但說到這,黑衣女傀好像頓悟了一樣,身體也跟著輕微晃了一下。
她用一種非常慢的速度說道:「原來你已然被換過了。」
「什麼被換過了?」關白眼瞳微震,看著女傀,試圖套話。
「換過了,便是換過了。」黑衣女傀道:「不過,你到此處究竟所為何事?」
「我來找東西。
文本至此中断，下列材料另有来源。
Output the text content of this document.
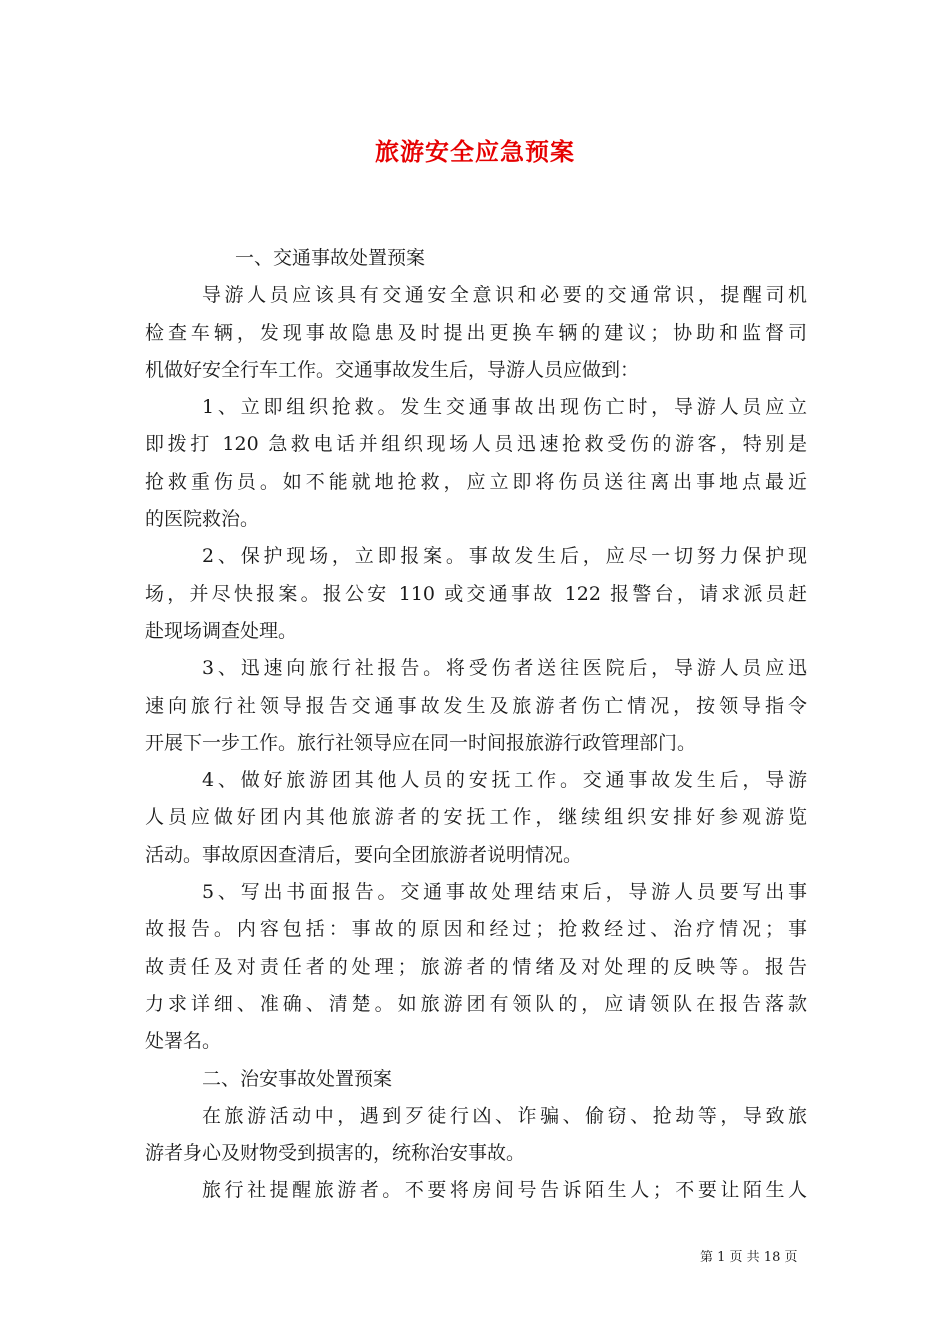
旅游安全应急预案
一、交通事故处置预案
导游人员应该具有交通安全意识和必要的交通常识，提醒司机
检查车辆，发现事故隐患及时提出更换车辆的建议；协助和监督司
机做好安全行车工作。交通事故发生后，导游人员应做到：
1、立即组织抢救。发生交通事故出现伤亡时，导游人员应立
即拨打 120 急救电话并组织现场人员迅速抢救受伤的游客，特别是
抢救重伤员。如不能就地抢救，应立即将伤员送往离出事地点最近
的医院救治。
2、保护现场，立即报案。事故发生后，应尽一切努力保护现
场，并尽快报案。报公安 110 或交通事故 122 报警台，请求派员赶
赴现场调查处理。
3、迅速向旅行社报告。将受伤者送往医院后，导游人员应迅
速向旅行社领导报告交通事故发生及旅游者伤亡情况，按领导指令
开展下一步工作。旅行社领导应在同一时间报旅游行政管理部门。
4、做好旅游团其他人员的安抚工作。交通事故发生后，导游
人员应做好团内其他旅游者的安抚工作，继续组织安排好参观游览
活动。事故原因查清后，要向全团旅游者说明情况。
5、写出书面报告。交通事故处理结束后，导游人员要写出事
故报告。内容包括：事故的原因和经过；抢救经过、治疗情况；事
故责任及对责任者的处理；旅游者的情绪及对处理的反映等。报告
力求详细、准确、清楚。如旅游团有领队的，应请领队在报告落款
处署名。
二、治安事故处置预案
在旅游活动中，遇到歹徒行凶、诈骗、偷窃、抢劫等，导致旅
游者身心及财物受到损害的，统称治安事故。
旅行社提醒旅游者。不要将房间号告诉陌生人；不要让陌生人
第 1 页 共 18 页
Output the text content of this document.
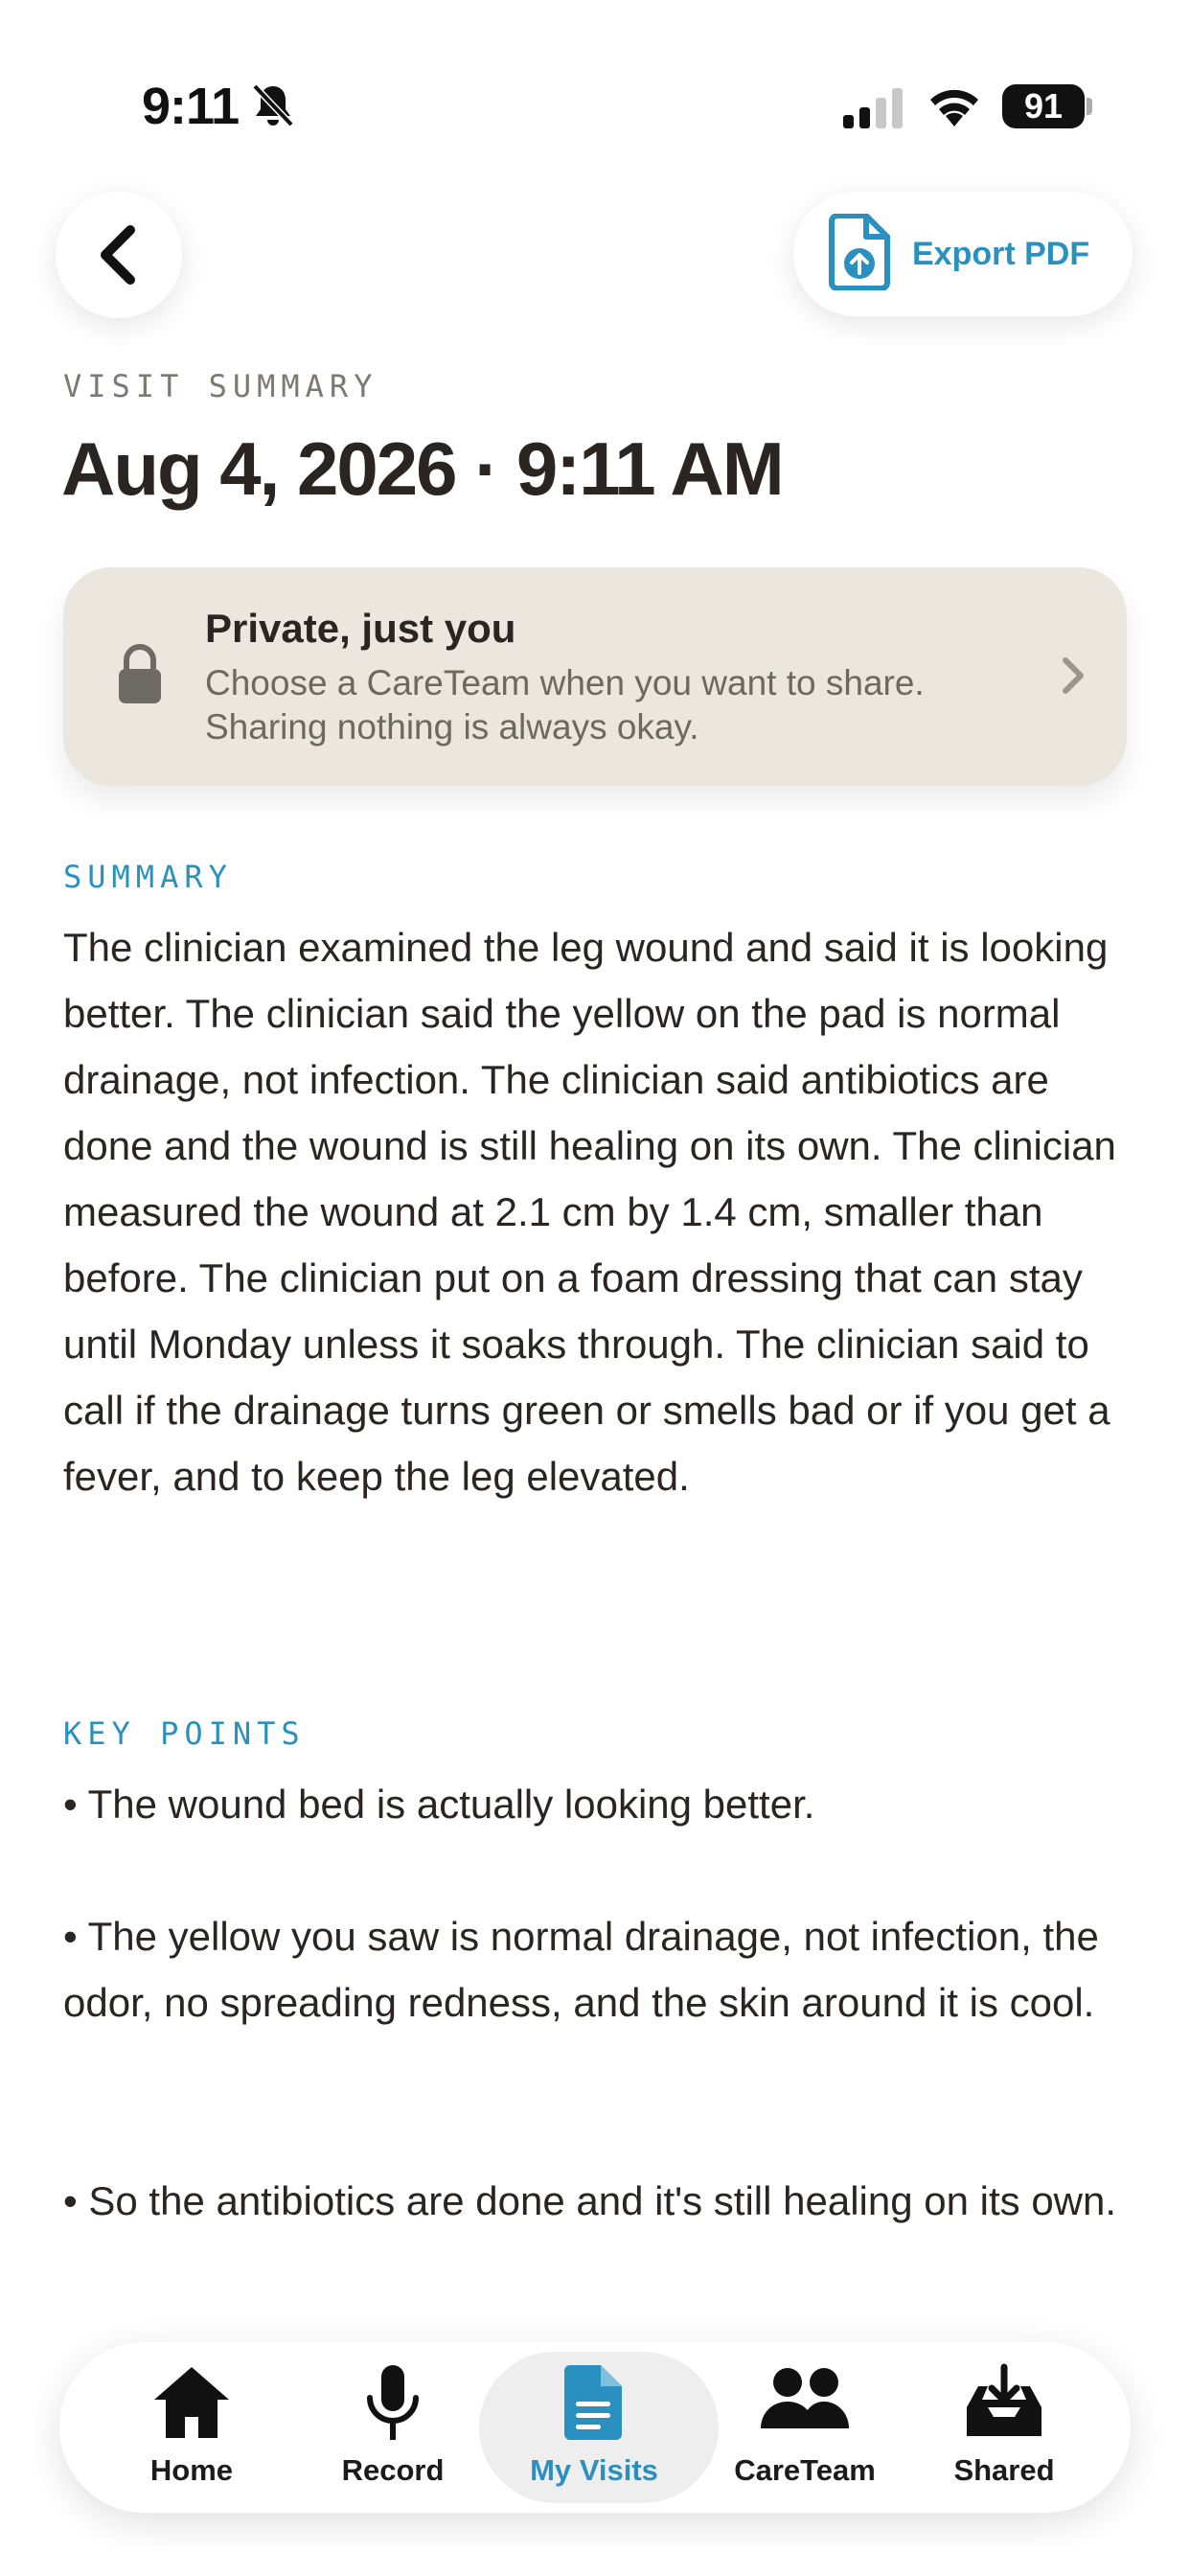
9:11	91
Export PDF
VISIT SUMMARY
Aug 4, 2026 · 9:11 AM
Private, just you
Choose a CareTeam when you want to share. Sharing nothing is always okay.
SUMMARY
The clinician examined the leg wound and said it is looking better. The clinician said the yellow on the pad is normal drainage, not infection. The clinician said antibiotics are done and the wound is still healing on its own. The clinician measured the wound at 2.1 cm by 1.4 cm, smaller than before. The clinician put on a foam dressing that can stay until Monday unless it soaks through. The clinician said to call if the drainage turns green or smells bad or if you get a fever, and to keep the leg elevated.
KEY POINTS
• The wound bed is actually looking better.
• The yellow you saw is normal drainage, not infection, the odor, no spreading redness, and the skin around it is cool.
• So the antibiotics are done and it's still healing on its own.
Home	Record	My Visits	CareTeam	Shared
」關白隨口一說,接著又問她什麼是換過了。
聞言,黑衣女傀愣了一下,卻還是不理會他的問題,「你與他們是同黨?」
「……」
關白感覺自己和這女傀的對話就不在一條線上,雞同鴨講,根本就問不出什麼。
正想著要不把她滅了——雖然有點不近鬼情。
這女傀這幅呆瓜樣,沒準一直就是在這間墓室里勤勤懇懇地當鬼,也沒害過人。
自己若是把她殺了,會不會冤枉了好鬼。
再者,他也不確定誅殺黑衣女傀後,面板肯定會有收服這個選項。
要是沒有,這女傀一死,那些疑點就更沒地方問了。
是以,他想了想,就問:「你是說上個月來的那些人?」
話音剛落,關白就感覺空氣凝固了一下,便接道:「我不認識他們。」
空氣微緩,黑衣女傀又沉默了一下,好像是在思考他話里的真實性。
「既非同黨,為何不能允我?」黑衣女傀似乎不能理解,「那我以此軀相易,可否?」
關白盯著她看了半響,簡直覺得和她無法溝通,「就是不能。」
隨後黑衣女傀嘆息一聲,「若你為女子,必然傾城絕麗。」
他娘的,你還挺遺憾,老子就是男的,老子也非常帥!關白磨牙。
「那你緣何來尋我?」黑衣女傀想了想,幽幽地說道:「你若將身體予我,我倒是可解你心中所惑。」
——還不死心。
關白都被氣笑了。
不過,聽這女傀的邏輯卻是已經自成一體。
雖然看著有些呆,但好像並不傻。
居然還會和人談判,就是選錯了交易類目。
關白於是皮笑肉不笑地道:「你不告訴我,你知道什麼,我怎麼和你換?」
「可這樣甚是麻煩啊。」慢吞吞地說完,那黑衣女傀就突然變臉。
她冷叱一聲,從屍體裡鑽出,就朝他脖子迅速抓了過來。
只見女傀凝成半實體,黑衣黑髮,氣息一下子就變了。
關白眼神一凜,立即側身躲過。
緊接著,他又快速攥住了黑衣女傀的手臂,狠狠往下一甩。
摁著她後,關白就立即拿出那枚八角銅鏡往她臉上照去。
黑衣女傀沒想到他竟然有克制自己的東西,立刻就慌了。
然而現在被關白壓制著,又脫離了屍身,沒有退路,只能蜷縮起來大叫。